La représentation stalinienne et social-démocrate traditionnelle qui ne voit dans le nazisme et le fascisme que des instruments utilisés par la classe capitaliste pour écraser les organisations de la classe ouvrière laisse toujours de côté une de leurs dimensions centrales. Ces mouvements, au niveau de leur autocompréhension et de leur attrait sur les masses, furent des révoltes. Le nazisme s’est lui-même présenté comme une lutte pour la libération (et il a soutenu des mouvements « anti-impérialistes » du monde arabe et de l’Asie). Cette autocompréhension a eu pour base une compréhension fétichisée du capitalisme : l’insaisissable domination globale, abstraite, des juifs. Loin de n’être qu’une attaque contre une minorité, l’antisémitisme nazi s’est compris lui-même comme anti-hégémonique. Son objectif était de libérer l’humanité de la domination impitoyable et omniprésente des juifs. C’est à cause de ce caractère anti-hégémonique que l’antisémitisme pose un problème particulier à la gauche. Ce caractère explique qu’il y a un siècle, on a pu qualifier l’antisémitisme de « socialisme des imbéciles ». Aujourd’hui, on peut le qualifier d’« anti-impérialisme des imbéciles ».

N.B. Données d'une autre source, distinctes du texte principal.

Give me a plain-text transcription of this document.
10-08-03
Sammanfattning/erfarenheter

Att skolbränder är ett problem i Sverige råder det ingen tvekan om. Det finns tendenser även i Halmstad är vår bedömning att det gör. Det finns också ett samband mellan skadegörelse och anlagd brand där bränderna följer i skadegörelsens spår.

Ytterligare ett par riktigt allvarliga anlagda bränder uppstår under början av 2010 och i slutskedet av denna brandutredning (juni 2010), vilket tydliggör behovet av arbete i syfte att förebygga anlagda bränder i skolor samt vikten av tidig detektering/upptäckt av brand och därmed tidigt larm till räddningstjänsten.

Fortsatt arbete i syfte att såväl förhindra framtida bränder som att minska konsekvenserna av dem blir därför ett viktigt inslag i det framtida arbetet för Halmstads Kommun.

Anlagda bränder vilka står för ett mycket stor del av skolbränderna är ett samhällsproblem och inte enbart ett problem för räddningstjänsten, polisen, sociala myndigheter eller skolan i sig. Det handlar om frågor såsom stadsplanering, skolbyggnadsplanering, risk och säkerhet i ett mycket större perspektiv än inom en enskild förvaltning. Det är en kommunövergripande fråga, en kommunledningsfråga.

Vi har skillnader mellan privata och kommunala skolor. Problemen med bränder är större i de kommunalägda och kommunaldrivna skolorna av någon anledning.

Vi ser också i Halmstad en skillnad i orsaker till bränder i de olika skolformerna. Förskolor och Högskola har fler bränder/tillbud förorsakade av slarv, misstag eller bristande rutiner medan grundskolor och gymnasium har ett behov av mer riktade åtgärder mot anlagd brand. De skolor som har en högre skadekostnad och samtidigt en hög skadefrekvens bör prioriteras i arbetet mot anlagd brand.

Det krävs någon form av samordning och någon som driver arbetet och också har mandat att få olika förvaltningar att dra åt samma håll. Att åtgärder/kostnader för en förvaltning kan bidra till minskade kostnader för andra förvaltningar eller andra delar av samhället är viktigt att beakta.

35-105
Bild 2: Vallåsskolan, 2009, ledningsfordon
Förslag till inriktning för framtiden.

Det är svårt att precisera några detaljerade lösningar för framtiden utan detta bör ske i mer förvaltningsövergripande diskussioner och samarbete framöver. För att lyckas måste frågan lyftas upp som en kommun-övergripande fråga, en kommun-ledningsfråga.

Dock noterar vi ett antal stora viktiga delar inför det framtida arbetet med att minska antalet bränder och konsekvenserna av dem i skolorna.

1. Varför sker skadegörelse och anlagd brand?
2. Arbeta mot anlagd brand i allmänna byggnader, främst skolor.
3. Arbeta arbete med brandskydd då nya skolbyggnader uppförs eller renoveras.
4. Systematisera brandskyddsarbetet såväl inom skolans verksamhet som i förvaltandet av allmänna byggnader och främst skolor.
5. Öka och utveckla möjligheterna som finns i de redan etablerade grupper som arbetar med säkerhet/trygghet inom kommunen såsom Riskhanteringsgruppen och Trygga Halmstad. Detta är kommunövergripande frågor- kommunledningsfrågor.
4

Cette forme antisémite de l’« antisionisme » n’est malheureusement pas nouvelle. Elle a été au cœur des procès-spectacles staliniens au début des années 1950, en particulier en Tchécoslovaquie, lorsque des communistes internationalistes, dont beaucoup étaient juifs, furent accusés d’être des « agents sionistes » et fusillés. Cette forme codée d’antisémitisme, dont les origines n’avaient rien à voir avec les luttes au Moyen-Orient, a ensuite été transportée là-bas par l’Union soviétique et ses alliés, pendant la Guerre froide – notamment par les services secrets de la RDA et les organisations occidentales et moyen-orientales dépendant de ces services (c’est-à-dire la Fraction Armée Rouge et divers groupes palestiniens « radicaux »).

Cette forme d’antisionisme « gauchiste » s’est mélangée au nationalisme arabe et à l’islamisme radical – qui ne sont pas moins répressifs que n’importe quelle autre forme de nationalisme radical, tels que le nationalisme albanais ou croate, et pour lesquels la poussée éliminationniste contre les juifs en Israël est justifiée comme étant dirigée contre des colonisateurs « européens ». Chaque fois que la poussée éliminationniste contre les juifs est au plus fort, la légitimité d’Israël est mise en question au maximum – avec des arguments qui vont de l’idée que la plupart des juifs européens ne sont pas biologiquement des Moyen-Orientaux (une idée lancée en 1947 par le Haut Comité arabe et aujourd’hui recyclée comme une « nouvelle découverte » par Shlomo Sand) jusqu’à celle selon laquelle ils sont de simples colonisateurs européens qu’il faudrait renvoyer chez eux, comme les pieds-noirs. Il est malheureux, mais pas surprenant, que les nationalistes radicaux du Moyen-Orient voient la situation en ces termes. Mais cela devient pervers lorsque des Européens – en particulier, des Allemands – identifient les juifs, le groupe le plus persécuté et massacré par des Européens pendant un millénaire, avec ces mêmes Européens. En identifiant les juifs avec leur propre passé meurtrier, ces Européens peuvent esquiver ce lourd héritage. Le résultat, c’est une façon de prétendre combattre le passé, qui en réalité le prolonge et l’étend.

Cette forme d’antisionisme fait partie d’une campagne, qui se renforce depuis le début de la seconde Intifada, pour éliminer Israël. Sa focalisation sur la faiblesse des Palestiniens voile cette intention ultime. Cette forme d’antisionisme fait partie du problème, mais pas de la solution. Loin d’être porteuse de progrès, elle s’allie aux nationalistes arabes radicaux et aux islamistes, c’est-à-dire à la droite radicale au Moyen-Orient, et, ce faisant, renforce la droite israélienne. Elle est constitutive d’une guerre de plus en plus conçue comme un jeu à somme nulle, qui sape toute possible solution politique, une recette pour une guerre sans fin. La haine exprimée par cet antisionisme fait voler en éclats les limites de la politique, parce qu’elle est aussi illimitée que son objet imaginé. Une telle illimitation mène au rêve de l’élimination. Les Allemands, ainsi que beaucoup d’autres Européens, ne connaissent que trop bien ce rêve éliminationniste. Il est enfin temps de s’éveiller.